Citigroup cut Chief Executive Michael Corbat’s pay by about 10% in 2014, a year in which the bank’s profit nearly halved due to higher legal costs and a slump in bond trading.
Separately, the bank said its consumer banking head, Manuel Medina-Mora, would retire in June.
The announcement comes at a time when Citi (C) is pulling out of consumer banking in a number of countries, including Japan and Egypt, as it looks to cut persistently high costs.
Citi, like other big banks, has been cutting costs to boost profit as low interest rates and new regulations crimp revenue growth. But these efforts have been overshadowed by multibillion-dollar fines and higher costs for technology and compliance.
Corbat earned an estimated $13.1 million in 2014, including deferred shares worth about $3.49 million based on the stock’s Thursday close. He earned $14.5 million in 2013.
Deferred stock makes up 30% of Corbat’s bonus pay under Citi’s compensation plan, which was overhauled two years ago amid shareholder pressure.
Bank of America (BAC) cut Chairman and Chief Executive Brian Moynihan’s pay by 7 percent in 2014, a source familiar with the matter told Reuters.
In contrast to Moynihan and Corbat’s smaller pay packages, JPMorgan (JPM) Chief Executive Jamie Dimon earned $20 million in 2014, unchanged from a year earlier. His pay package included a first cash bonus in three years.

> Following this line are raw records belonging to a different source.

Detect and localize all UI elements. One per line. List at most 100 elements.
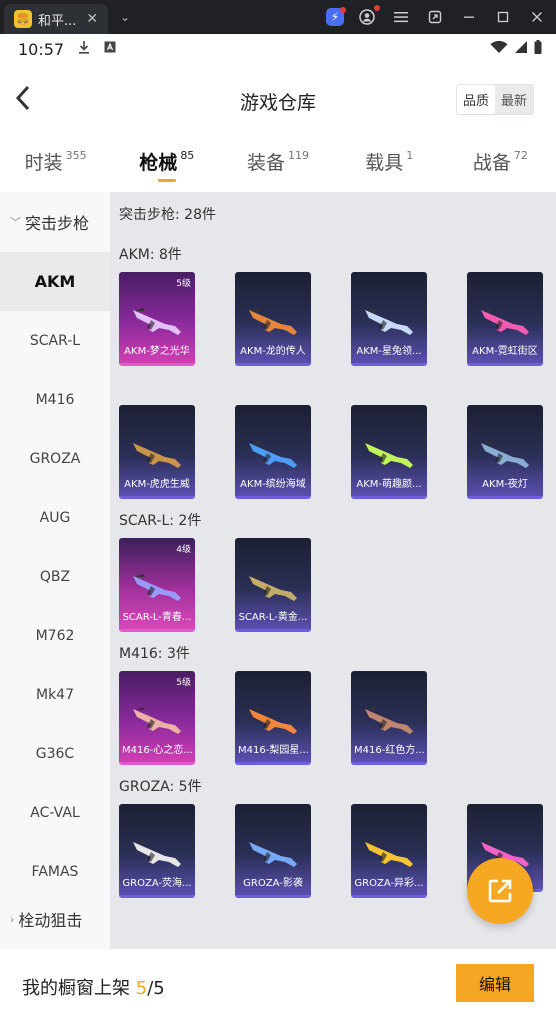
showcase-text: 我的橱窗上架 <box>22 978 130 999</box>
weapon-card[interactable]: AKM-夜灯 <box>467 405 543 499</box>
skin-name: M416-红色方... <box>354 745 425 756</box>
weapon-card[interactable]: M416-梨园星... <box>235 671 311 765</box>
menu-icon[interactable] <box>390 6 412 28</box>
sort-toggle: 品质 最新 <box>455 84 534 115</box>
category-summary: 突击步枪: 28件 <box>119 207 216 223</box>
skin-level-badge: 5级 <box>176 678 191 688</box>
tab-fashion[interactable]: 时装 355 <box>0 134 111 192</box>
skin-name: GROZA-影袭 <box>243 878 303 889</box>
gun-skin-icon <box>249 707 297 734</box>
section-title: GROZA: 5件 <box>119 779 202 795</box>
showcase-current: 5 <box>135 978 148 999</box>
skin-name: SCAR-L-青春... <box>122 612 192 623</box>
tab-label: 装备 <box>247 152 286 174</box>
weapon-card[interactable]: AKM-星兔领... <box>351 272 427 366</box>
sidebar-item-g36c[interactable]: G36C <box>0 724 110 783</box>
maximize-icon[interactable] <box>492 6 514 28</box>
share-button[interactable] <box>467 858 533 924</box>
close-window-icon[interactable] <box>526 6 548 28</box>
active-tab-indicator <box>157 179 176 182</box>
gun-skin-icon <box>481 308 529 335</box>
gun-skin-icon <box>133 840 181 867</box>
skin-name: AKM-缤纷海域 <box>240 479 306 490</box>
notification-dot <box>374 5 380 11</box>
sort-newest-button[interactable]: 最新 <box>494 85 533 114</box>
tab-label: 载具 <box>365 152 404 174</box>
gun-skin-icon <box>133 308 181 335</box>
close-icon[interactable]: ✕ <box>86 11 98 27</box>
skin-level-badge: 4级 <box>176 545 191 555</box>
page-header: 游戏仓库 品质 最新 <box>0 64 556 134</box>
tab-count: 72 <box>513 149 528 162</box>
weapon-card[interactable]: AKM-萌趣颜... <box>351 405 427 499</box>
gun-skin-icon <box>365 308 413 335</box>
section-title: M416: 3件 <box>119 646 190 662</box>
gun-skin-icon <box>249 574 297 601</box>
chevron-down-icon[interactable]: ⌄ <box>120 10 130 24</box>
weapon-card[interactable]: GROZA-荧海... <box>119 804 195 898</box>
weapon-card[interactable]: 5级 AKM-梦之光华 <box>119 272 195 366</box>
sidebar-item-qbz[interactable]: QBZ <box>0 547 110 606</box>
edit-button[interactable]: 编辑 <box>456 964 534 1002</box>
tab-count: 85 <box>180 149 195 162</box>
minimize-icon[interactable] <box>458 6 480 28</box>
skin-name: GROZA-异彩... <box>354 878 424 889</box>
tab-vehicles[interactable]: 载具 1 <box>334 134 445 192</box>
sidebar-item-aug[interactable]: AUG <box>0 488 110 547</box>
skin-name: AKM-萌趣颜... <box>356 479 422 490</box>
lightning-icon[interactable]: ⚡ <box>326 7 346 26</box>
skin-name: M416-心之恋... <box>122 745 193 756</box>
showcase-footer: 我的橱窗上架 5/5 编辑 <box>0 949 556 1019</box>
signal-icon <box>514 40 528 58</box>
tab-label: 枪械 <box>139 152 178 174</box>
gun-skin-icon <box>365 441 413 468</box>
weapon-card[interactable]: GROZA-异彩... <box>351 804 427 898</box>
account-icon[interactable] <box>356 5 380 28</box>
weapon-card[interactable]: M416-红色方... <box>351 671 427 765</box>
weapon-card[interactable]: AKM-虎虎生威 <box>119 405 195 499</box>
weapon-type-sidebar: ﹀ 突击步枪 AKM SCAR-L M416 GROZA AUG QBZ M76… <box>0 192 110 949</box>
weapon-card[interactable]: AKM-缤纷海域 <box>235 405 311 499</box>
weapon-card[interactable]: GROZA-影袭 <box>235 804 311 898</box>
weapon-card[interactable]: AKM-霓虹街区 <box>467 272 543 366</box>
tab-battle-gear[interactable]: 战备 72 <box>445 134 556 192</box>
weapon-card[interactable]: 4级 SCAR-L-青春... <box>119 538 195 632</box>
app-tab[interactable]: 🍔 和平... ✕ <box>4 4 108 34</box>
sidebar-group-assault-rifles[interactable]: ﹀ 突击步枪 <box>0 192 110 252</box>
tab-label: 时装 <box>24 152 63 174</box>
sidebar-item-m416[interactable]: M416 <box>0 370 110 429</box>
chevron-right-icon: › <box>10 912 15 926</box>
sidebar-group-label: 突击步枪 <box>25 214 90 233</box>
showcase-count: 5/5 <box>136 978 165 999</box>
sidebar-item-famas[interactable]: FAMAS <box>0 842 110 901</box>
tab-equipment[interactable]: 装备 119 <box>222 134 333 192</box>
gun-skin-icon <box>249 441 297 468</box>
tab-count: 355 <box>65 149 87 162</box>
sort-quality-button[interactable]: 品质 <box>456 85 495 114</box>
skin-name: AKM-梦之光华 <box>124 346 190 357</box>
status-bar: 10:57 <box>0 34 556 64</box>
sidebar-item-m762[interactable]: M762 <box>0 606 110 665</box>
sidebar-item-scar-l[interactable]: SCAR-L <box>0 311 110 370</box>
tab-count: 119 <box>288 149 310 162</box>
skin-name: AKM-夜灯 <box>482 479 528 490</box>
app-title: 和平... <box>38 13 77 29</box>
section-title: SCAR-L: 2件 <box>119 513 202 529</box>
weapon-card[interactable]: 5级 M416-心之恋... <box>119 671 195 765</box>
skin-name: AKM-龙的传人 <box>240 346 306 357</box>
tab-guns[interactable]: 枪械 85 <box>111 134 222 192</box>
sidebar-item-akm[interactable]: AKM <box>0 252 110 311</box>
gun-skin-icon <box>249 308 297 335</box>
skin-name: AKM-星兔领... <box>356 346 422 357</box>
tab-label: 战备 <box>472 152 511 174</box>
sidebar-group-bolt-action[interactable]: › 栓动狙击 <box>0 901 110 937</box>
download-icon <box>78 40 90 58</box>
weapon-card[interactable]: SCAR-L-黄金... <box>235 538 311 632</box>
sidebar-item-ac-val[interactable]: AC-VAL <box>0 783 110 842</box>
clock: 10:57 <box>18 39 65 59</box>
wifi-icon <box>490 40 508 58</box>
weapon-card[interactable]: AKM-龙的传人 <box>235 272 311 366</box>
sidebar-item-mk47[interactable]: Mk47 <box>0 665 110 724</box>
sidebar-item-groza[interactable]: GROZA <box>0 429 110 488</box>
screenshot-icon[interactable] <box>424 6 446 28</box>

Medina-Mora joined the Wall Street bank in 2001, when Citigroup bought Mexican lender Banamex. The unit has been beset by multiple problems in the last few years, including fraudulent loans and rogue trading.
Several board members had pushed Medina-Mora to leave, but Corbat and Chairman Michael O’Neill have been supportive of him, the Wall Street Journal reported in October.
His pay for 2013 was cut to $9.5 million from $11 million due to control issues faced at the U.S. unit of Banamex.